応用行動分析学が注目するのは「行動の直後」

応用行動分析学では、
結果そのものではなく、
行動の直後に何が起きたかを重視します。
例えば、
社員がお客様へ笑顔で挨拶をしたとします。
その直後に、
上司から、
「今のお客様への対応、とても安心感がありました。」
という具体的なフィードバックがあれば、
その社員は、
「次もやってみよう。」
と思いやすくなります。
逆に、
何の反応もなければ、
その行動は少しずつ減っていく可能性があります。
つまり、
行動の後に起きる出来事が、次の行動を決めている
ということです。

「評価しない評価制度」は、この考え方を人事制度に取り入れた

評価しない評価制度

評価しない評価制度では、
半年後や一年後の評価よりも、
日々の仕事の中で、
パフォーマンス・フィードバックを行います。
例えば、
  • お客様への対応
  • 仲間への支援
  • 改善提案
  • 報告や連絡
など、
実際の行動を振り返ります。
そして、
「良い」「悪い」と評価するのではなく、
「この行動がお客様の信頼につながりましたね。」
「この工夫がチームを助けましたね。」
というように、
行動と結果を結び付けて伝えます。
これが、
応用行動分析学でいう
「行動の直後の結果」
を活かした仕組みです。

「評価」より「フィードバック」の方が行動は変わる

多くの人は、
評価されると行動が変わると思っています。
しかし実際には、
評価は過去を判断するものです。
一方、
フィードバックは、
未来の行動を育てるものです。
例えば、
「A評価でした。」
と言われても、
次に何をすれば良いかは分かりません。
しかし、
「今日のお客様への説明は、とても分かりやすかったですね。」
と言われると、
次も同じように行動しようと思えます。
つまり、
評価は人を判断するもの。
フィードバックは行動を育てるもの。
これが大きな違いです。

経営計画とのつながり

経営計画

応用行動分析学では、
「どんな行動を増やしたいのか」
を明確にすることが大切です。
その基準になるのが、
経営計画です。
例えば、
経営計画で、
「地域で最も信頼される会社になる」
という目標を掲げたとします。
すると、
フィードバックする行動も、
  • 約束を守る
  • お客様の話を最後まで聞く
  • 迅速に対応する
といった、
経営計画の実現につながる行動になります。
つまり、
経営計画は、
会社の目標であると同時に、
「どんな行動を増やしたいか」を示す基準でもあるのです。

ワークルールブックとのつながり

ワークルールブック

ワークルールブックには、
会社が大切にしたい行動や判断基準が書かれています。
例えば、
  • 約束を守る
  • 相手の立場で考える
  • 仲間を支える
といった内容です。
しかし、
書いてあるだけでは、
人は変わりません。
そこで、
パフォーマンス・フィードバックを使って、
実際にその行動ができた場面を振り返ります。
例えば、
「今日の対応は、お客様の立場で考えた行動でしたね。」
「困っている仲間に自然に声を掛けられていましたね。
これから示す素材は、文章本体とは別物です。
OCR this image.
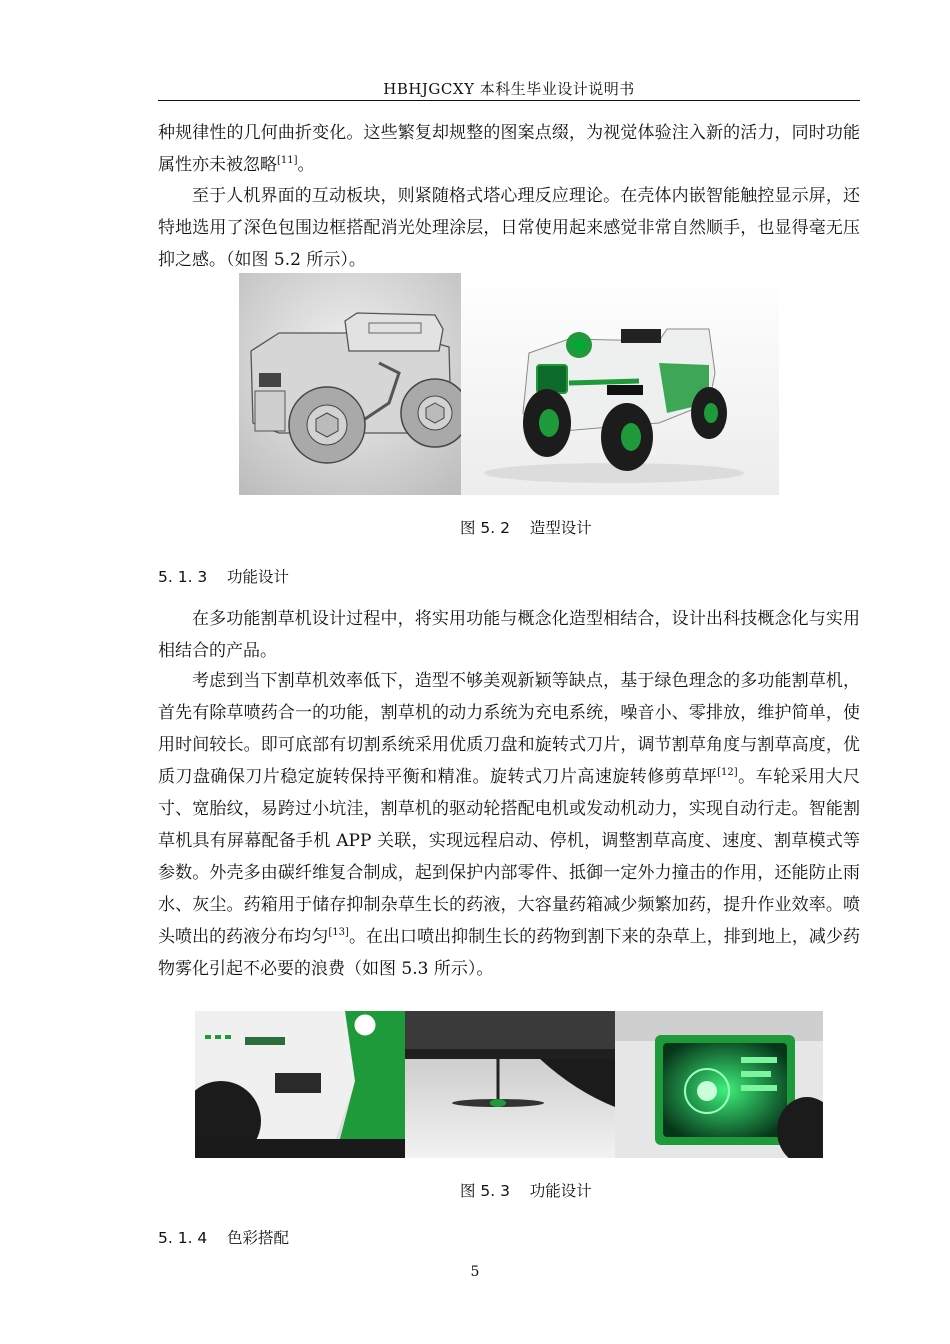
HBHJGCXY 本科生毕业设计说明书

种规律性的几何曲折变化。这些繁复却规整的图案点缀，为视觉体验注入新的活力，同时功能属性亦未被忽略[11]。

至于人机界面的互动板块，则紧随格式塔心理反应理论。在壳体内嵌智能触控显示屏，还特地选用了深色包围边框搭配消光处理涂层，日常使用起来感觉非常自然顺手，也显得毫无压抑之感。（如图 5.2 所示）。

图 5. 2    造型设计
5. 1. 3    功能设计

在多功能割草机设计过程中，将实用功能与概念化造型相结合，设计出科技概念化与实用相结合的产品。

考虑到当下割草机效率低下，造型不够美观新颖等缺点，基于绿色理念的多功能割草机，首先有除草喷药合一的功能，割草机的动力系统为充电系统，噪音小、零排放，维护简单，使用时间较长。即可底部有切割系统采用优质刀盘和旋转式刀片，调节割草角度与割草高度，优质刀盘确保刀片稳定旋转保持平衡和精准。旋转式刀片高速旋转修剪草坪[12]。车轮采用大尺寸、宽胎纹，易跨过小坑洼，割草机的驱动轮搭配电机或发动机动力，实现自动行走。智能割草机具有屏幕配备手机 APP 关联，实现远程启动、停机，调整割草高度、速度、割草模式等参数。外壳多由碳纤维复合制成，起到保护内部零件、抵御一定外力撞击的作用，还能防止雨水、灰尘。药箱用于储存抑制杂草生长的药液，大容量药箱减少频繁加药，提升作业效率。喷头喷出的药液分布均匀[13]。在出口喷出抑制生长的药物到割下来的杂草上，排到地上，减少药物雾化引起不必要的浪费（如图 5.3 所示）。

图 5. 3    功能设计
5. 1. 4    色彩搭配
5
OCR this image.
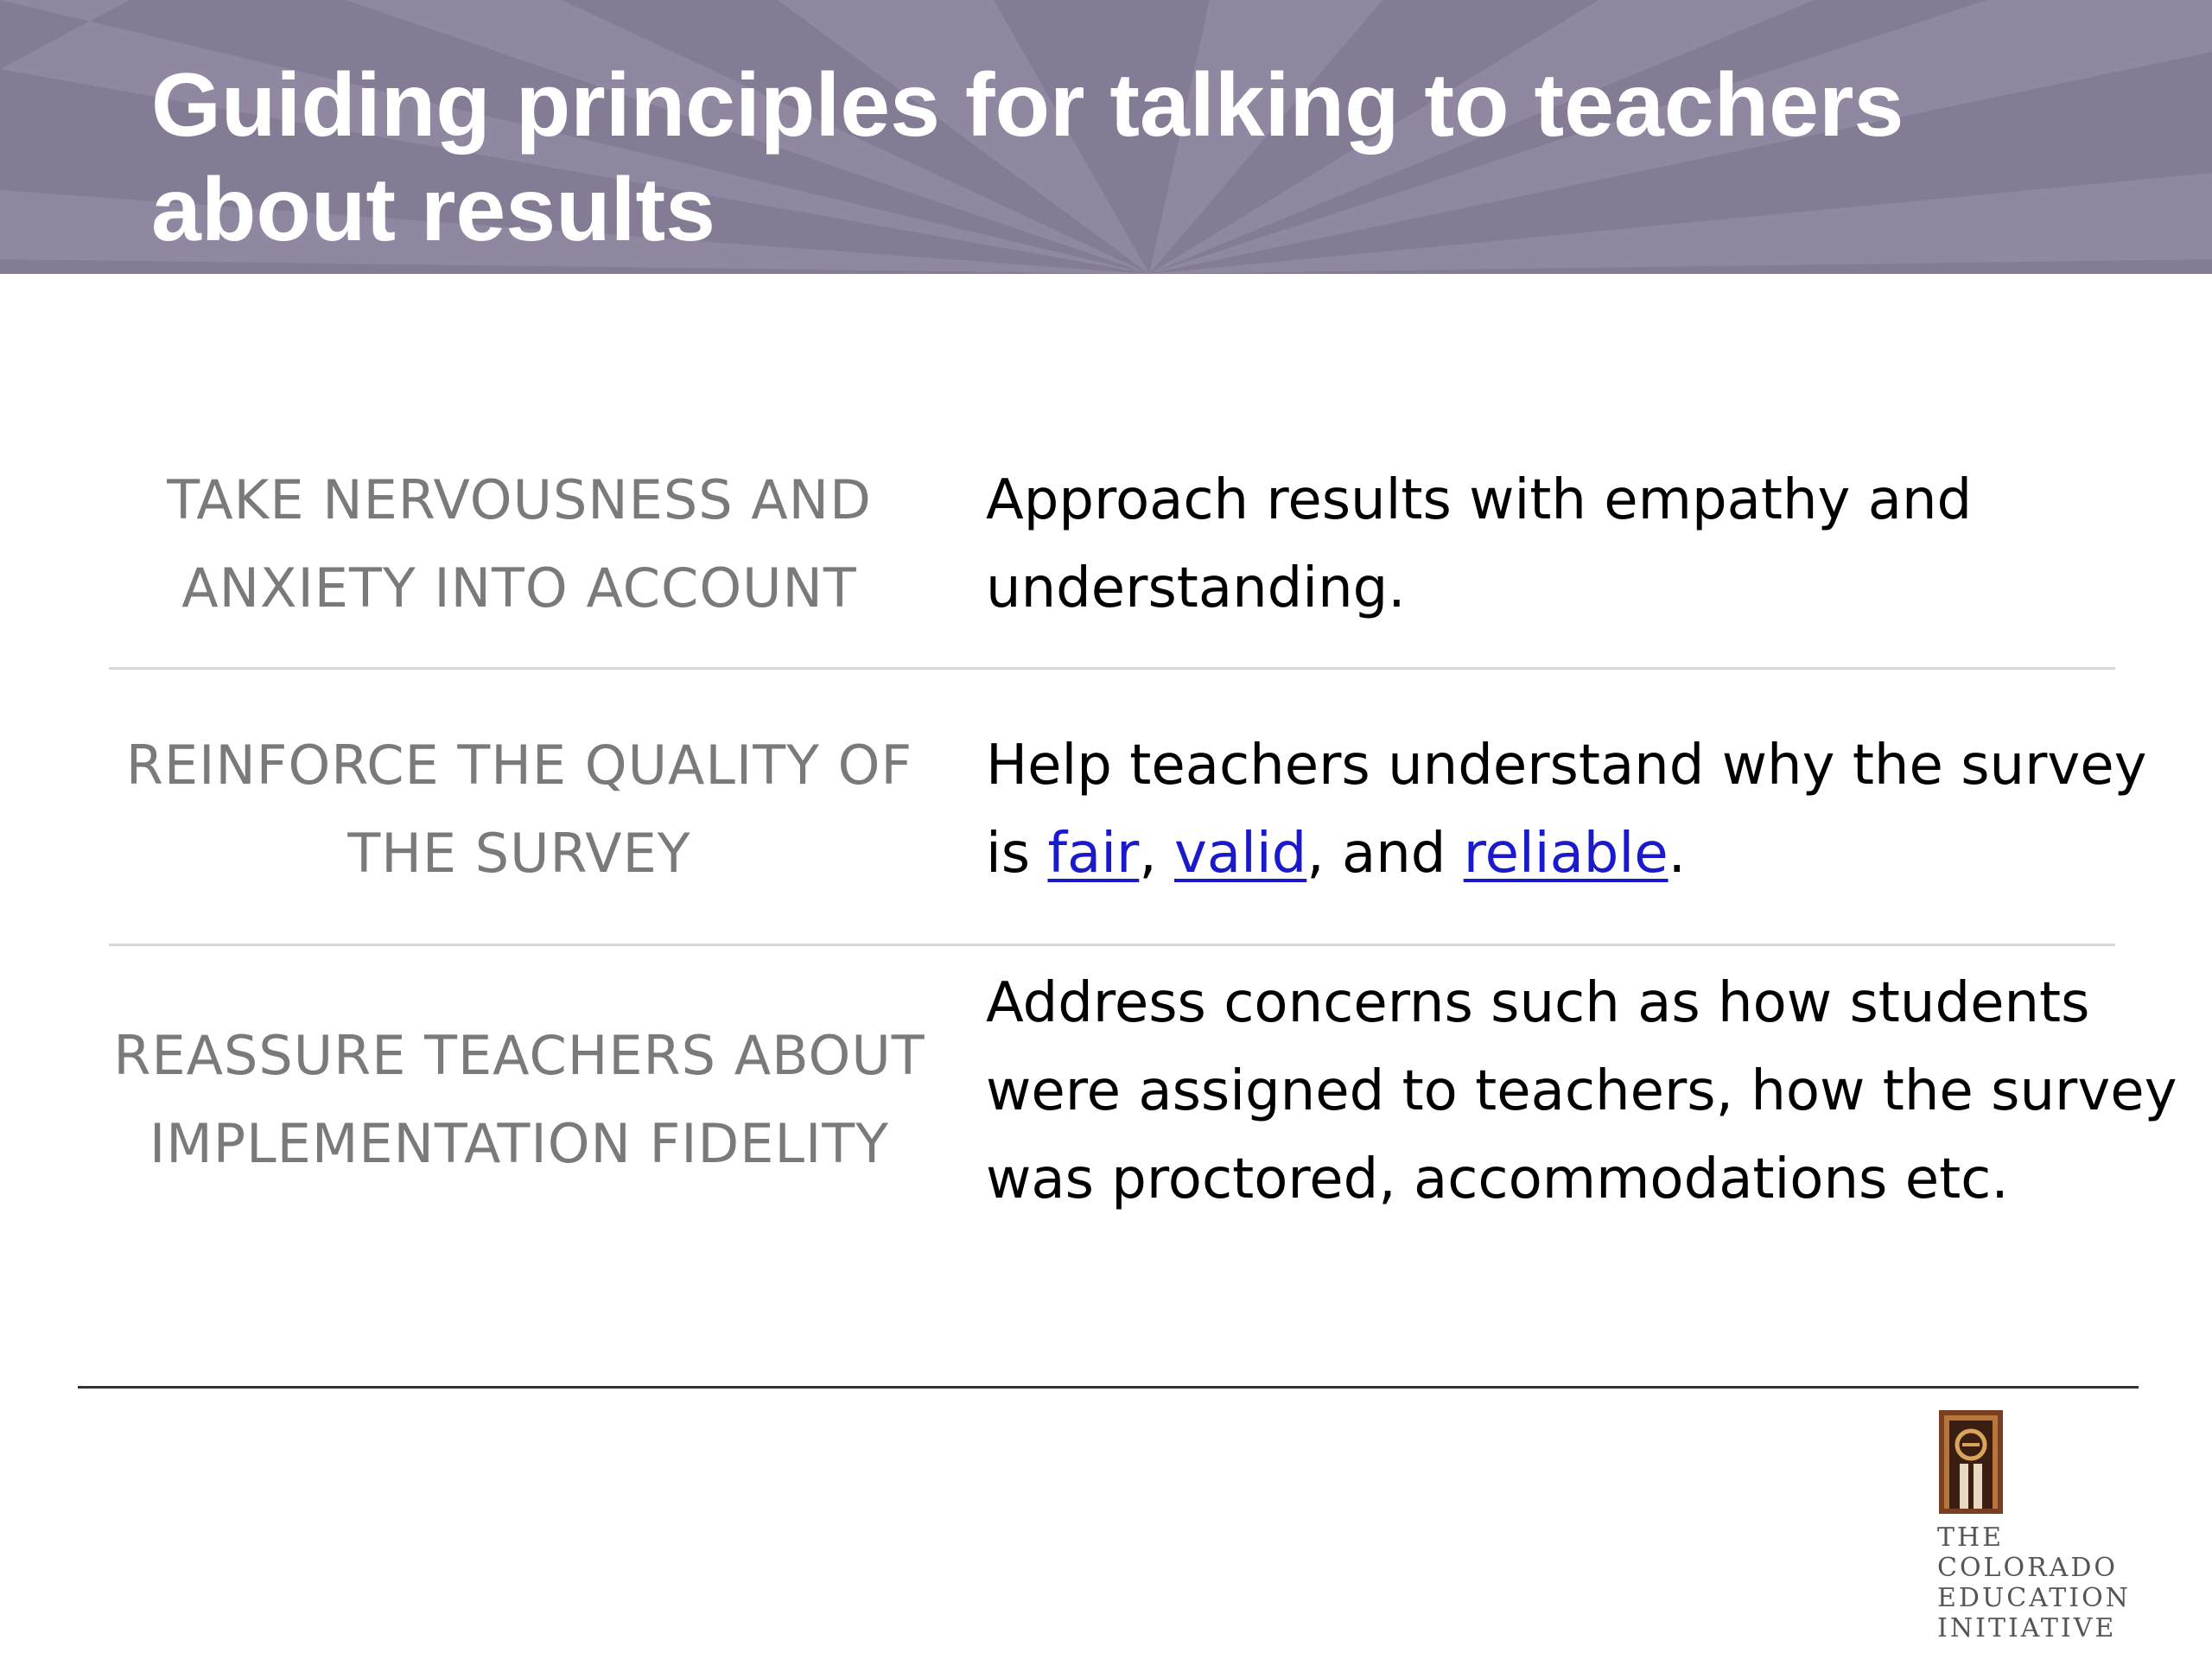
Guiding principles for talking to teachers about results
TAKE NERVOUSNESS AND ANXIETY INTO ACCOUNT
Approach results with empathy and understanding.
REINFORCE THE QUALITY OF THE SURVEY
Help teachers understand why the survey is fair, valid, and reliable.
REASSURE TEACHERS ABOUT IMPLEMENTATION FIDELITY
Address concerns such as how students were assigned to teachers, how the survey was proctored, accommodations etc.
THE
COLORADO
EDUCATION
INITIATIVE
」
このように、
ワークルールブックに書かれた行動が、
日々の仕事の中で繰り返されることで、
少しずつ組織の文化になっていきます。

「人を変える」のではなく「行動が続く環境をつくる」

応用行動分析学が教えてくれることは、
とてもシンプルです。
人を変えようとするのではなく、望ましい行動が自然と続く環境をつくること。
評価しない評価制度も、
まさに同じ考え方です。
評価で人を動かそうとするのではなく、
望ましい行動が繰り返されるように、
日々のフィードバックや振り返りの仕組みを整えていきます。
その積み重ねが、
社員一人ひとりの成長につながり、
やがて会社の文化になっていくのです。

まとめ

「評価しない評価制度」と応用行動分析学は、
どちらも
「人は評価によって変わるのではなく、行動の後に起きる結果によって変わる」
という考え方を大切にしています。
そのため、
評価しない評価制度では、
評価点を付ける代わりに、
パフォーマンス・フィードバックを行います。
その流れは、とてもシンプルです。
経営計画で会社が目指す方向を示す
ワークルールブックで望ましい行動を明確にする
パフォーマンス・フィードバックで行動を振り返る
行動の直後に具体的なフィードバックを返す
望ましい行動が自然と増えていく
これが、
「評価しない評価制度」が目指す人材育成の仕組みです。

一言で言うと

応用行動分析学は、「人は行動の結果によって成長する」ことを教えてくれます。
評価しない評価制度は、その考え方を人事制度に取り入れ、評価ではなくパフォーマンス・フィードバックによって、人と組織の成長を支える制度です。